Ходить просто так мне всегда очень нравилось. А тут еще было много интересного. Не знаю, была ли Волга в этом мире шире, чем в нашем, но что красивее – наверняка. Честное слово. Вчера во время вот такой нашей пешей прогулки – правда, в другую сторону, – я обнаружил совершенно неземной красоты, как из фантастической книги, мелкую заводь, где в зеленоватой воде среди бело-розовых цветков кувшинки бродили какие-то большущие существа, похрюкивавшие, точно огромные свиньи. (Кажется, я таких вот видел на картинках в «Палеонтологии», а Олег Фирсов наверняка смог бы назвать их точно.) Они выбирали из заводи водоросли и не очень портили общую картину.
Кстати, диких животных я не очень боялся. С чего им на меня нападать? Дубиноголовых динозавров тут явно нет, а млекопитающее еще надо разозлить…
Я отмахал «недалеко» километров десять по ощущению и подумал, что обо мне скоро начнут беспокоиться. Словно бы в подтверждение этому дорогу мне преградила широкая река, впадавшая в Волгу, – на противоположном берегу был все тот же лес. Я какое-то время постоял у воды, пытаясь сообразить, что это может быть. Так и не додумался – повернул, настраиваясь на то, чтобы сегодня вечером поднять разговор о дальнейших действиях.

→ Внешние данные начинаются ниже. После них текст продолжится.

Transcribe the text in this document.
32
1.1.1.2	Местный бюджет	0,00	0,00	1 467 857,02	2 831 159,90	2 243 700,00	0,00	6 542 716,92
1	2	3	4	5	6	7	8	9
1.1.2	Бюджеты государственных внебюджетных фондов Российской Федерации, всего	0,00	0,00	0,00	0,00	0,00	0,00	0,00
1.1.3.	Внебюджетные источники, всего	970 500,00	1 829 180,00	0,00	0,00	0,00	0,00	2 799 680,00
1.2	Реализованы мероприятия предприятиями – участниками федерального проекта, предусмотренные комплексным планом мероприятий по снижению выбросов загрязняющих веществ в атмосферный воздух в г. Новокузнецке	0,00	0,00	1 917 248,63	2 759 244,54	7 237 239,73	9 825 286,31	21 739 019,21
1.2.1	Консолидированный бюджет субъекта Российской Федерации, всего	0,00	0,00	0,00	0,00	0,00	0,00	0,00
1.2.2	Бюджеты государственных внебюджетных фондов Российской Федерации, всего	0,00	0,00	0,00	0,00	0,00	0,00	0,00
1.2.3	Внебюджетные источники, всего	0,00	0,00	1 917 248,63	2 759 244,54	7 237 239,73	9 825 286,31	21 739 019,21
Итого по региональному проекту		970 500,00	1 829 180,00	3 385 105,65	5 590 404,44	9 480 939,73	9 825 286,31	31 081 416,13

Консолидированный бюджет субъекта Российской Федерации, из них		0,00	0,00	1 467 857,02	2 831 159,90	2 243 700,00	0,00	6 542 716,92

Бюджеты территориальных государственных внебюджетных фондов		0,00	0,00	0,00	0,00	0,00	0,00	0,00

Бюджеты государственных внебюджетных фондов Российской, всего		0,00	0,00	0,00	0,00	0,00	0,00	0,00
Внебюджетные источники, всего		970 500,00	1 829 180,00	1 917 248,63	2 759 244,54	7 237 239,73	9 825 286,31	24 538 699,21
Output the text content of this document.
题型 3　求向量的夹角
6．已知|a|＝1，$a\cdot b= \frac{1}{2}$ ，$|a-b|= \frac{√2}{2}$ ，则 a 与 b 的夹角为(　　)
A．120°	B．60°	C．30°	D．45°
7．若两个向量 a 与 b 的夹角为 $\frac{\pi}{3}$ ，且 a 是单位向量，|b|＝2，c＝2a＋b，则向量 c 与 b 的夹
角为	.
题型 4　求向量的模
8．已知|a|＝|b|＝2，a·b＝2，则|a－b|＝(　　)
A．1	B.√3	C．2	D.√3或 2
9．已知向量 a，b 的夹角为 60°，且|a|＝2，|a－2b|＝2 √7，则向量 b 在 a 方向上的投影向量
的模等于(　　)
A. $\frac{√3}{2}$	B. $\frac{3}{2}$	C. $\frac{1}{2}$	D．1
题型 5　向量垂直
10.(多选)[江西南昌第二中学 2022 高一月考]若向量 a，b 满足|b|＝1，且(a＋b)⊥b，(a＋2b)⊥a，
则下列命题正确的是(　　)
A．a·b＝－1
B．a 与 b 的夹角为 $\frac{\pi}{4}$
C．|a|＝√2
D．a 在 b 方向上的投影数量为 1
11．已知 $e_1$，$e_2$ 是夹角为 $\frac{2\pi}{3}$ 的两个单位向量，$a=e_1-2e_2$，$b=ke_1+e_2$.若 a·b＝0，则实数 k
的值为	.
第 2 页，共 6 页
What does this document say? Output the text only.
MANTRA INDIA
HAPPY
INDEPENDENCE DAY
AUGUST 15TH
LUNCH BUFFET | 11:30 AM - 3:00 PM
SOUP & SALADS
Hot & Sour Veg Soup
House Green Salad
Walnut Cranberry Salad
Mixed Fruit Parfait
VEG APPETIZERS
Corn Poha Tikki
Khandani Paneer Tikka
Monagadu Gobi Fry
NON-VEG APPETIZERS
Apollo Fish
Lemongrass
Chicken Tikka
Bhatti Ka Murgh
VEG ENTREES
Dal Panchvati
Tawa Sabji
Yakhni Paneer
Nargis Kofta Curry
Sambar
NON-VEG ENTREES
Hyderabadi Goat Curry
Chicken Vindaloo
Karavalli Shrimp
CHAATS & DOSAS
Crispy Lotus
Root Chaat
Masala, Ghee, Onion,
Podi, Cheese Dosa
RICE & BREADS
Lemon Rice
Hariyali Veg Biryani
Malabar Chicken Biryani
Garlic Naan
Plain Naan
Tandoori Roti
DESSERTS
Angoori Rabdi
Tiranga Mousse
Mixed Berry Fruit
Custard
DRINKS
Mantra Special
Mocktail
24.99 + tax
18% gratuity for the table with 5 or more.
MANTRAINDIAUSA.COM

С этой благой мыслью я успел сделать десяток шагов, не больше…
…Они шли прямо мне навстречу. Их было около дюжины – стольких я мог насчитать среди деревьев. Они были без масок, щиты – за плечами. Шли, переговариваясь, и их внешний вид, их взвизгивающая, скрежещущая речь – все это казалось до предела, до последнего неуместным среди русской природы. Как какие-нибудь инопланетяне из «Вокруг света» или иностранных книжек…
…Нет. На меня вновь накатило ощущение, что я каким-то чудом оказался в «Хранителях». Это было недоброе чудо. Сколько раз я мечтал хоть глазком посмотреть на мир, придуманный английским писателем! И вот – пожалуйста. Только я не Арагорн, не Боромир, не эльфийский воин. Я четырнадцатилетний пацан с оружием – почти бесполезным, потому что мне очень страшно.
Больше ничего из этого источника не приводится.